One point to cold pizza for better-tasting sauce ❄️
A friend pointed out that there’s no argument when it comes to one aspect of this debate: pizza cheese cannot taste better cold than it does hot. On tomorrow’s cold pizza, the cheese will invariably be congealed and powdery. It’s no competition for the oozy, steamy stretch of pizza cheese straight from the oven. Can’t argue with that.
One point to hot pizza for letting cheese live its best stretchy life 🔥
Let’s take a moment to consider another aspect of this heated debate: pizza quality. I had a gut feeling that fancy pizza would taste better hot but that budget pizza – from the likes of Domino’s, Pizza Hut and Eagle Boys (R.I.P) – would taste better in cold-leftover form. So I put that hunch to the test.
I live very close to both Leonardo’s Pizza Palace and the Domino’s on Grattan Street in Carlton. For journalism’s sake, I had to make sure that both pies were comparable in size and topping. I ordered the pepperoni from Leonardo’s: a glorious eight-slice flavour frisbee, topped with sauce, cheese and oily, happy buttons of pepperoni. From Domino’s I went with The Big Pepperoni. I picked them up within minutes of one another and dashed them home.
Seeing a gourmet pizza next to a chain-produced one is a little bit like seeing a friend from your hometown talking to one of your newer friends. Two worlds are unexpectedly colliding. The result of the taste test was just as confusing. For years I sustained a fantasy that budget pies hold up to more artisanal options, but that quickly shattered when I tasted them side-by-side.
But these two pizza purveyors scratch different itches – whether good ‘za is better than average ‘za isn’t really up for debate. After sampling both hot on Friday night, I returned to eat them cold the next.
As I suspected, Domino’s held up better to refrigeration than Leonardo’s. The thicker base stayed soft, whereas Leonardo’s thinner, blistered crust – a flavour advantage in the hot pizza stakes – became brittle and lost taste. Both pizzas’ tomato sauces shone through more brightly thanks to their cool-down time, but that came at the expense of the cheese, which languished in the cold fridge.

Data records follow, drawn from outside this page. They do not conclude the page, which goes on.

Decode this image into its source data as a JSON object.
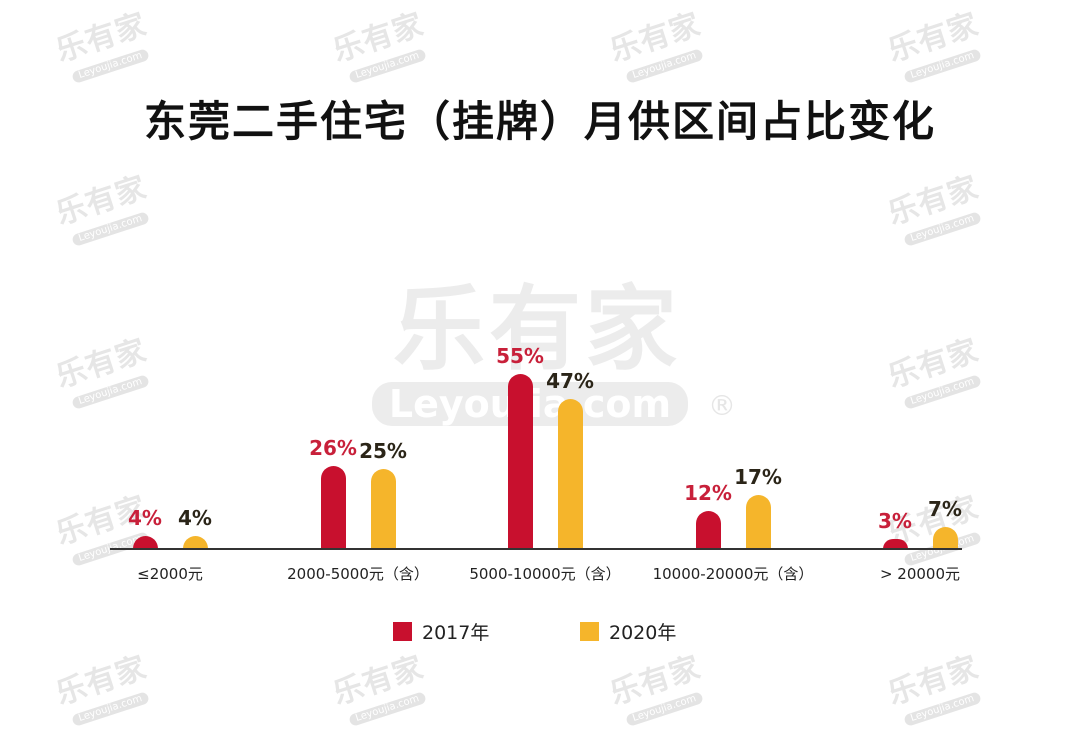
{
  "watermark": {
    "brand_cn": "乐有家",
    "brand_en": "Leyoujia.com",
    "registered": "®"
  },
  "colors": {
    "series_2017": "#c8102e",
    "series_2020": "#f5b52b",
    "label_2017": "#c8203a",
    "label_2020": "#2b2518"
  },
  "chart_data": {
    "type": "bar",
    "title": "东莞二手住宅（挂牌）月供区间占比变化",
    "xlabel": "",
    "ylabel": "",
    "categories": [
      "≤2000元",
      "2000-5000元（含）",
      "5000-10000元（含）",
      "10000-20000元（含）",
      "> 20000元"
    ],
    "series": [
      {
        "name": "2017年",
        "values": [
          4,
          26,
          55,
          12,
          3
        ],
        "labels": [
          "4%",
          "26%",
          "55%",
          "12%",
          "3%"
        ]
      },
      {
        "name": "2020年",
        "values": [
          4,
          25,
          47,
          17,
          7
        ],
        "labels": [
          "4%",
          "25%",
          "47%",
          "17%",
          "7%"
        ]
      }
    ],
    "unit": "%",
    "ylim": [
      0,
      60
    ],
    "grid": false,
    "legend_position": "bottom"
  }
}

One point to cold pizza for making average pizza taste better ❄️
One point to hot pizza for making great pizza taste even greater 🔥
Now, I tried both pizzas at dinner – not at breakfast – because I suspected a large part of my cold-pizza-fandom was based on that magical morning moment, and not on cold pizza’s merits alone. I was right. Eating cold pizza at night is heartbreaking. With each chilled bite, my faith in cold’s superiority waned. Finally, I relented, and microwaved a slice of each pizza. That was the nail in the coffin. Both varieties of reheated pizza were better than their frosty cousins.

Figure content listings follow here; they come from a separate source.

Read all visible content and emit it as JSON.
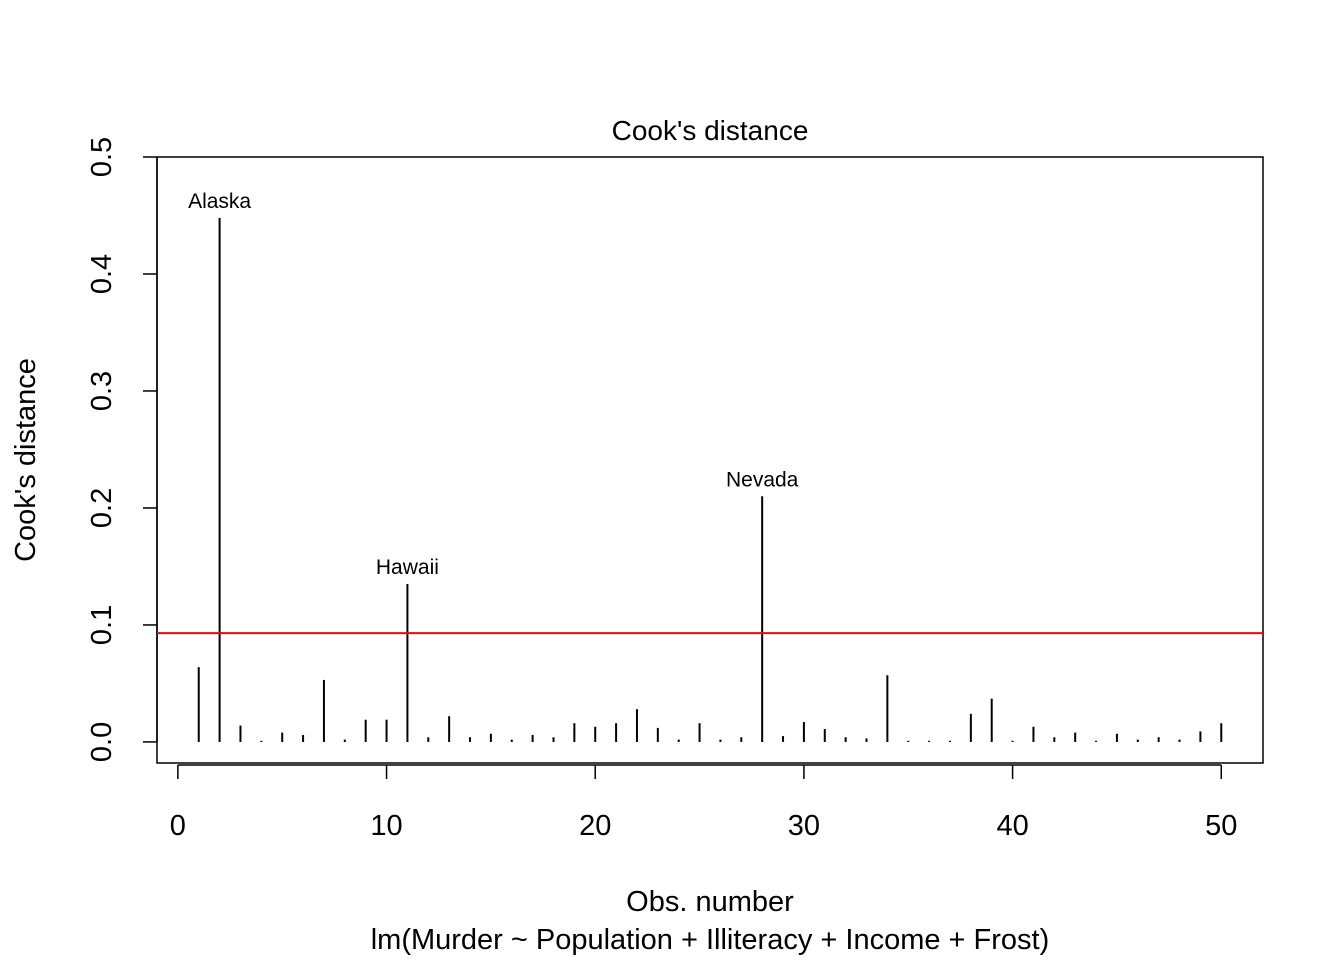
{
  "chart_data": {
    "type": "bar",
    "title": "Cook's distance",
    "xlabel": "Obs. number",
    "xlabel_sub": "lm(Murder ~ Population + Illiteracy + Income + Frost)",
    "ylabel": "Cook's distance",
    "xlim": [
      -1,
      52
    ],
    "ylim": [
      -0.018,
      0.5
    ],
    "x_ticks": [
      0,
      10,
      20,
      30,
      40,
      50
    ],
    "x_tick_labels": [
      "0",
      "10",
      "20",
      "30",
      "40",
      "50"
    ],
    "y_ticks": [
      0.0,
      0.1,
      0.2,
      0.3,
      0.4,
      0.5
    ],
    "y_tick_labels": [
      "0.0",
      "0.1",
      "0.2",
      "0.3",
      "0.4",
      "0.5"
    ],
    "grid": false,
    "legend": "none",
    "x": [
      1,
      2,
      3,
      4,
      5,
      6,
      7,
      8,
      9,
      10,
      11,
      12,
      13,
      14,
      15,
      16,
      17,
      18,
      19,
      20,
      21,
      22,
      23,
      24,
      25,
      26,
      27,
      28,
      29,
      30,
      31,
      32,
      33,
      34,
      35,
      36,
      37,
      38,
      39,
      40,
      41,
      42,
      43,
      44,
      45,
      46,
      47,
      48,
      49,
      50
    ],
    "values": [
      0.064,
      0.448,
      0.014,
      0.001,
      0.008,
      0.006,
      0.053,
      0.002,
      0.019,
      0.019,
      0.135,
      0.004,
      0.022,
      0.004,
      0.007,
      0.002,
      0.006,
      0.004,
      0.016,
      0.013,
      0.016,
      0.028,
      0.012,
      0.002,
      0.016,
      0.002,
      0.004,
      0.21,
      0.005,
      0.017,
      0.011,
      0.004,
      0.003,
      0.057,
      0.001,
      0.001,
      0.001,
      0.024,
      0.037,
      0.001,
      0.013,
      0.004,
      0.008,
      0.001,
      0.007,
      0.002,
      0.004,
      0.002,
      0.009,
      0.016
    ],
    "labeled_points": [
      {
        "x": 2,
        "label": "Alaska"
      },
      {
        "x": 11,
        "label": "Hawaii"
      },
      {
        "x": 28,
        "label": "Nevada"
      }
    ],
    "reference_line": {
      "y": 0.093,
      "color": "#ff0000"
    },
    "bar_color": "#000000"
  }
}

Minus one point to cold pizza: even microwaved slices are better 🔥
Cold pizza’s enjoyment also derives from its scarcity. Two, even three slices? Incredible. Beyond that though, it becomes a story of diminishing returns.
One point to hot pizza for being just as enjoyable when consumed in excess as in scarcity 🔥
The Verdict:
Hot 🔥🔥🔥🔥
Cold ❄️❄️❄️
In summary, cold pizza is more seductive and nostalgic, but you can’t beat the taste of steaming hot ‘za – regardless of whether it’s straight out of the oven or reheated. Hot pizza wins. Just.